Moreover, our experiments demonstrated that the serialization strategy has a non-trivial impact on an LLM’s performance. As shown in our results, serialization methods greatly influence an LLM’s performances in both zero-shot and fine-tuning settings, where shorter inputs generally result in higher prediction performance. In the zero-shot setting, GPT-4 128k performed better with shorter inputs as opposed to more comprehensive but lengthier inputs. In fine-tuning experiments, we observed that LLaMA-2 models using first-occurrence serialization inputs outperformed those using feature-selection serialization inputs. These results suggested that effectively summarizing EHR audit log user action sequences into concise formats that capture essential information can substantially improve the predictive capabilities of LLMs.
In the comparison of LLMs with traditional tree-based models, we observed that the tree-based boosting model outperformed the fine-tuned LLMs. When comparing LLMs to a small-size pre-train language model, the fine-tuned DeBERTa achieved a slightly lower performance than the fine-tuned LLaMA-2 model but much higher performance than GPT-4 128k in the zero-shot setting.

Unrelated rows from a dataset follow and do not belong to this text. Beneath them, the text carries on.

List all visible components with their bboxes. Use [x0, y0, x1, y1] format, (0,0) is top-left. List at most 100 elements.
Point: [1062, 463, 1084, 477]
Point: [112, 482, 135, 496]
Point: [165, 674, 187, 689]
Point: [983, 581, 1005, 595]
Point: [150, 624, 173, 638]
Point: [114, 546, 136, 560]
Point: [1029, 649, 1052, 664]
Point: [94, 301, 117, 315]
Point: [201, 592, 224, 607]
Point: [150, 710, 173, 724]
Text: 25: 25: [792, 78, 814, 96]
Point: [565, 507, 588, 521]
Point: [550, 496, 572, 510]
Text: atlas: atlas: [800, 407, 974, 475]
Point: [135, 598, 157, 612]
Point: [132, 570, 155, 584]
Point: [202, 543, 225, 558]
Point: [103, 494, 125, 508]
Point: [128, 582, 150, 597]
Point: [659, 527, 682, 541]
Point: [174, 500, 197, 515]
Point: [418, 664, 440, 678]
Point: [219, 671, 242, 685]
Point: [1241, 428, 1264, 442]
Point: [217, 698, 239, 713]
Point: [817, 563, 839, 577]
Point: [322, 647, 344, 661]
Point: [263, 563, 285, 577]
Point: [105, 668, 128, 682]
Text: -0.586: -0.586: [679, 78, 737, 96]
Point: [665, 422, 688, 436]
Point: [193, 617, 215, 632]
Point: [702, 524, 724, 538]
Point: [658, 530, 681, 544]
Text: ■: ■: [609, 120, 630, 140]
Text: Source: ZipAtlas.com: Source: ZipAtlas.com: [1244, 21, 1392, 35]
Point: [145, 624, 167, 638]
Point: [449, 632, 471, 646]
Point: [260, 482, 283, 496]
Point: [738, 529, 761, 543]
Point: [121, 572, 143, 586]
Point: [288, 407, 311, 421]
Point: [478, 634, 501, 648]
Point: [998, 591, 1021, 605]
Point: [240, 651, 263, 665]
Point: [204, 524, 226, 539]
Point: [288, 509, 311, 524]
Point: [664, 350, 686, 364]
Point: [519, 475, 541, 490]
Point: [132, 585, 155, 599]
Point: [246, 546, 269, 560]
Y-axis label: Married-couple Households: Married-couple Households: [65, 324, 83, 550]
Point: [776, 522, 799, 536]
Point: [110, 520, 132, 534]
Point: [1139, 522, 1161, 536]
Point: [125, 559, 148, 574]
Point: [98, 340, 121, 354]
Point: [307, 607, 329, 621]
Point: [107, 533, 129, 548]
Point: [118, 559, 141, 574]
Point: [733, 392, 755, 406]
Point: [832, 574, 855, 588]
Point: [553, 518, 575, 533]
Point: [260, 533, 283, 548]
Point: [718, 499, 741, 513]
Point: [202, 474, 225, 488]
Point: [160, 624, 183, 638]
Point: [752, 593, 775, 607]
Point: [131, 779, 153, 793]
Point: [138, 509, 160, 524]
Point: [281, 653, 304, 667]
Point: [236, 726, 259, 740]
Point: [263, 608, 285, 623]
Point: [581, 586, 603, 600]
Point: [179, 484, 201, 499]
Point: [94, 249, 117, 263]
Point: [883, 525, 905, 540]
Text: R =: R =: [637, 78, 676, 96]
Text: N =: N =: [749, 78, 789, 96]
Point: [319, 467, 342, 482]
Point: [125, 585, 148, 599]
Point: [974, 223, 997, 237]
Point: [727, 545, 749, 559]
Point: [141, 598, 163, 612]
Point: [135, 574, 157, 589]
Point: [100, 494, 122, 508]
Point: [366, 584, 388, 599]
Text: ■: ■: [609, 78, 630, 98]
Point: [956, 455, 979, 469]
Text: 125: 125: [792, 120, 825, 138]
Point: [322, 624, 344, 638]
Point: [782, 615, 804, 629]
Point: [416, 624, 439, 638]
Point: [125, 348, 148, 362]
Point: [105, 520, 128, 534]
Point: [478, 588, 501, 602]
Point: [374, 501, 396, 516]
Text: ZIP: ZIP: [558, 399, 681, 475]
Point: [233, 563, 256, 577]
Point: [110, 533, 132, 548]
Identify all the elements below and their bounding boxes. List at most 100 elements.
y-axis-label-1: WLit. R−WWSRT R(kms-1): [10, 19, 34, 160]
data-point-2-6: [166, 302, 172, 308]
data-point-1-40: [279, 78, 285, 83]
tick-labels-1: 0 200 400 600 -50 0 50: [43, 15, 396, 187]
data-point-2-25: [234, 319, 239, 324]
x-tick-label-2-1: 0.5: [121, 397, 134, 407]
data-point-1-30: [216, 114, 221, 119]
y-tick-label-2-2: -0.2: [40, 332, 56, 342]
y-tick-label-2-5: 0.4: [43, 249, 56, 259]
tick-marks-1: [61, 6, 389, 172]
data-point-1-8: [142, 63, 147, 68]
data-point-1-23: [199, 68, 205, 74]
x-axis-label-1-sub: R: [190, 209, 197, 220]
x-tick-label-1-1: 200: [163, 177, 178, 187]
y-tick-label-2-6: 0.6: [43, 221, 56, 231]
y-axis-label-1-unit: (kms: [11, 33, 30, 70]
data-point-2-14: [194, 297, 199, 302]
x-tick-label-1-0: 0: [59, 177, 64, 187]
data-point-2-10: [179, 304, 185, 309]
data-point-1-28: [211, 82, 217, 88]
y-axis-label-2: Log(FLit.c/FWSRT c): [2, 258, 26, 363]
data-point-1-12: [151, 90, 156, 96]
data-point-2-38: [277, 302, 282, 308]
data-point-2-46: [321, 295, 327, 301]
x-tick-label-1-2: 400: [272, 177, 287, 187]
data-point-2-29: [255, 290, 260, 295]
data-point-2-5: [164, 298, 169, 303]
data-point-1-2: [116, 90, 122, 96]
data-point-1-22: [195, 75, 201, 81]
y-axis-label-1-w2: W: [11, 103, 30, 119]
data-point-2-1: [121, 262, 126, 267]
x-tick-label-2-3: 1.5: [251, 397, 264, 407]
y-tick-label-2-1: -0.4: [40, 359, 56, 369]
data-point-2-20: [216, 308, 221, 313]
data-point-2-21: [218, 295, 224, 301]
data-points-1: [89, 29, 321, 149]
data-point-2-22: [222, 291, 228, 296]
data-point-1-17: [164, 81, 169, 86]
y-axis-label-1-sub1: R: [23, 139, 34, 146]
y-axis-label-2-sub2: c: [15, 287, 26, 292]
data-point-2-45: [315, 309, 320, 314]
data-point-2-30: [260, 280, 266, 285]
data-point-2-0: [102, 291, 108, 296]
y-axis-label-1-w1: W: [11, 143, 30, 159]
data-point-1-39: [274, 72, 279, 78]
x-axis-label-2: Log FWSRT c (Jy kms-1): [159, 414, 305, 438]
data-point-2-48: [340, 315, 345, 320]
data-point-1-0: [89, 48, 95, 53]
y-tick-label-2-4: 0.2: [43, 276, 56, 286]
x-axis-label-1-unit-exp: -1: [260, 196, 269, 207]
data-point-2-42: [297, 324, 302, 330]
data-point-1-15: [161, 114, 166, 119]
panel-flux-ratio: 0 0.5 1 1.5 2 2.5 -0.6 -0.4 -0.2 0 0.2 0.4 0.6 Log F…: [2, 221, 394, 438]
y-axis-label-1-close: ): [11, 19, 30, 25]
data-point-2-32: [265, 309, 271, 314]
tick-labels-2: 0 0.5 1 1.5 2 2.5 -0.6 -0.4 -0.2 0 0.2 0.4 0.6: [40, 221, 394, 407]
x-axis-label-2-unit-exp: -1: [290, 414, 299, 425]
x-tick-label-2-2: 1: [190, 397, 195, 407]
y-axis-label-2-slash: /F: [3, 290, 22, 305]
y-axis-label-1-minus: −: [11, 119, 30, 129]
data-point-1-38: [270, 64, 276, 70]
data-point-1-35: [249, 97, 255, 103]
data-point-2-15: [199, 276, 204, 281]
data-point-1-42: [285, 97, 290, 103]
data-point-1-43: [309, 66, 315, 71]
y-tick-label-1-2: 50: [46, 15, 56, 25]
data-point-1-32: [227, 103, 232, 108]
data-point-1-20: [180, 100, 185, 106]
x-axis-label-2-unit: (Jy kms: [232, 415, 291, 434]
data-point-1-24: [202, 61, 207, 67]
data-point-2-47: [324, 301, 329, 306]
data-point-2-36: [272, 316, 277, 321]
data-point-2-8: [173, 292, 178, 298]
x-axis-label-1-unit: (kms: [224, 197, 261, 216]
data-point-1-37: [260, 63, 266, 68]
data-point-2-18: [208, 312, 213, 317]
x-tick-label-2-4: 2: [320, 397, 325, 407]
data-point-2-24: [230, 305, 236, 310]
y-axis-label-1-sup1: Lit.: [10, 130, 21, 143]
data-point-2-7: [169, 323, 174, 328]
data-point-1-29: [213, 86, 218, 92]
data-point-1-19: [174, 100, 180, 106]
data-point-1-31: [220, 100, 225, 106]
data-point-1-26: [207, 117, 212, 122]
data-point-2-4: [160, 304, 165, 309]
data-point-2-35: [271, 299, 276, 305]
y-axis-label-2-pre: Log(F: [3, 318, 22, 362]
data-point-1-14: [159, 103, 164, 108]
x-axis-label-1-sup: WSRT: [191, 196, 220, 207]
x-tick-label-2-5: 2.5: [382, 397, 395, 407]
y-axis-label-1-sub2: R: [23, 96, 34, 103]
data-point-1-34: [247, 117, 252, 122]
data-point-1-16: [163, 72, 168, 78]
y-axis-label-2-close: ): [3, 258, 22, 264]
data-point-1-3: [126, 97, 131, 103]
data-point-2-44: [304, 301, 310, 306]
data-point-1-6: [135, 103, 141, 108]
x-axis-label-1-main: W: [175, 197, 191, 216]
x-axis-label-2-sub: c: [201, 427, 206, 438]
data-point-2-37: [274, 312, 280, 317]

These results align with prior observations in the literature where LGBM and XGBoost outperformed LLMs on various classification tasks14. The inefficacy of general domain LLMs highlights the importance of pretraining on medical domain data for improvement in medical classification tasks.
Recently, LLMs specific to the medical domain have been developed, such as Med-PaLM 219 and HuatuoGPT20, which are trained or fine-tuned with medical-domain knowledge to better align with clinical tasks. These models have shown great promise in medical question-answering tasks, including US Medical Licensing Examination-style questions. Some clinical-focused LLMs21-23 were trained on EHRs, such as MIMIC-III24, to accomplish clinical prediction tasks. Despite this progress, further investigation is necessary to compare the performance of medical-domain LLMs in classification tasks with traditional models. Furthermore, the broader impact and usefulness of medical-domain LLMs to the health systems remain unevaluated25.
Limitations and Conclusion
There are several limitations of this study that we wish to acknowledge. First, we did not evaluate the performance of fine-tuned OpenAI models. Future studies should explore how the performance of OpenAI models is influenced by the number of fine-tuning examples. Second, our study focused only on a single task of discharge prediction. To more comprehensively evaluate the potential of LLMs with EHR audit logs, additional clinical prediction tasks should be evaluated. Third, future studies should explore variants of LLaMA with extended context length, such as LongLLaMA26 to determine their effectiveness in handling longer sequences. Finally, the implementation of our proposed method requires access to GPU resources, which are increasingly accessible through cloud computing services.
Acknowledgments
This research was supported, in part, by the National Center for Advancing Translational Sciences of the National Institutes of Health under Award Number UL1TR002243. The content is solely the responsibility of the authors and does not necessarily represent the official views of the National Institutes of Health.